La nuova disposizione del codice penale, sicuramente desta non poche perplessità rispetto alla definizione che la Corte Costituzionale ha dato del principio di colpevolezza, ovvero in relazione all’intervento delle Sezioni Unite della Suprema Corte di Cassazione nel 2009, sull’art. 586 c.p., il cui combinato disposto impone l’esclusione della responsabilità oggettiva, ipotizzabile invece nella norma di cui all’art. 589 bis c.p., per l’impostazione che il legislatore le ha dato.

Si rammenta come con la sentenza n. 364 del 1988, la Corte Costituzionale abbia fornito un’interpretazione costituzionalmente orientata del principio di colpevolezza, noverandolo come principio cardine del nostro ordinamento, indispensabile per “garantire al privato la certezza di libere scelte d’azione: per garantirgli, cioé, che sarà chiamato a rispondere penalmente solo per azioni da lui controllabili e mai per comportamenti che solo fortuitamente producano conseguenze penalmente vietate”.

L’intervento delle Sezioni Unite anzi richiamato, con sentenza n. 22676 del 2009, ha statuito: “In tema di morte o lesioni come conseguenza di altro delitto, la morte dell’assuntore di sostanza stupefacente è imputabile alla responsabilità del cedente, sempre che, oltre al nesso di causalità materiale, sussista la colpa in concreto per violazione di una regola precauzionale (diversa dalla norma che incrimina la condotta di cessione) e con prevedibilità ed evitabilità dell’evento da valutarsi alla stregua dell’agente modello razionale, tenuto conto delle circostanze del caso concreto conosciute o conoscibili dall’agente reale”.
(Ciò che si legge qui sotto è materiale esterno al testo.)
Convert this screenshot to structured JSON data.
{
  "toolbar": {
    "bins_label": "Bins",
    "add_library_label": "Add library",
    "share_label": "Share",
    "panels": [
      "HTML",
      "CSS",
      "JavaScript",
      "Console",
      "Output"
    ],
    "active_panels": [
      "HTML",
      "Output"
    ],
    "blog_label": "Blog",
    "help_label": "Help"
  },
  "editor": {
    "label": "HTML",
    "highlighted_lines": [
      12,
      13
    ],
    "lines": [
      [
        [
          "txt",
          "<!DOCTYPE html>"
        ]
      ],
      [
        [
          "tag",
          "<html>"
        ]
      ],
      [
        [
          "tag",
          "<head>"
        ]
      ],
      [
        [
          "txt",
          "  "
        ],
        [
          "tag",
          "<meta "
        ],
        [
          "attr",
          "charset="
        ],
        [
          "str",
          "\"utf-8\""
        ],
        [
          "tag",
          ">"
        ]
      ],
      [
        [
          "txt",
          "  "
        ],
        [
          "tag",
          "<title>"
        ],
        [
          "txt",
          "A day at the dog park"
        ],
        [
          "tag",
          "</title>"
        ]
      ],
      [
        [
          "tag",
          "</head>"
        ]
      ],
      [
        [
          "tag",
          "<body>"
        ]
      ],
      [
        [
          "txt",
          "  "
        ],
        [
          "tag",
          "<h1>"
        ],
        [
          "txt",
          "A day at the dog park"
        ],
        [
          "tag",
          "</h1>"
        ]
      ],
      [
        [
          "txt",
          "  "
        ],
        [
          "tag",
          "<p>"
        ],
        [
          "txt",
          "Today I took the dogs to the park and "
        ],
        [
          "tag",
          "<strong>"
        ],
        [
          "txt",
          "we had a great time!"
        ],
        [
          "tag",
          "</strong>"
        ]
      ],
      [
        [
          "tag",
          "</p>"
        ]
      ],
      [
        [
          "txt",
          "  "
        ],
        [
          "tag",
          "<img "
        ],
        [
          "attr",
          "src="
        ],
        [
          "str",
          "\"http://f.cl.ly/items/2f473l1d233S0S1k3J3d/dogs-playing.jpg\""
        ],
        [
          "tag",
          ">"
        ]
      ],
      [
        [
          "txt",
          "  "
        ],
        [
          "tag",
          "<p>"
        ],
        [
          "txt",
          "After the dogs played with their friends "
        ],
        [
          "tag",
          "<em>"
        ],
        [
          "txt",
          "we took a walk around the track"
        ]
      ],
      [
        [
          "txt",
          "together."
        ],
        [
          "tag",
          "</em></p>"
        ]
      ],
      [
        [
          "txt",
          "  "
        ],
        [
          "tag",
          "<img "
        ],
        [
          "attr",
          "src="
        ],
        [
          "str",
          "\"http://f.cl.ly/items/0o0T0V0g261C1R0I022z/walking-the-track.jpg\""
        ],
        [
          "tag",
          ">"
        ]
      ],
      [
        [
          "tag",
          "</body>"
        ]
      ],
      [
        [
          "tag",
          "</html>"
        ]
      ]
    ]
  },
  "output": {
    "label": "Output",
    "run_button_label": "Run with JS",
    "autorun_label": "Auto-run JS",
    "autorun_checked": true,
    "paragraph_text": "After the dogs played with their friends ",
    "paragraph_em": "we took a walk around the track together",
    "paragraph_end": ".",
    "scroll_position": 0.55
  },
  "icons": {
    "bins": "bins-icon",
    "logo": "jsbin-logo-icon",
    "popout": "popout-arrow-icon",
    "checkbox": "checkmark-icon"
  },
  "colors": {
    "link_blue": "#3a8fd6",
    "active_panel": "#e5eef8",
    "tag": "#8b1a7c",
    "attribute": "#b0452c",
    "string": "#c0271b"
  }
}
Alla luce di tali considerazioni, si attendono i primi casi di applicazione pratica per comprendere quali saranno gli orientamenti della giurisprudenza e soprattutto per constatare come tale norma possa in concreto prevenire queste sciagure, oppure sia stata il semplice bisogno, politico, di dare risposte ad un forte disagio sociale.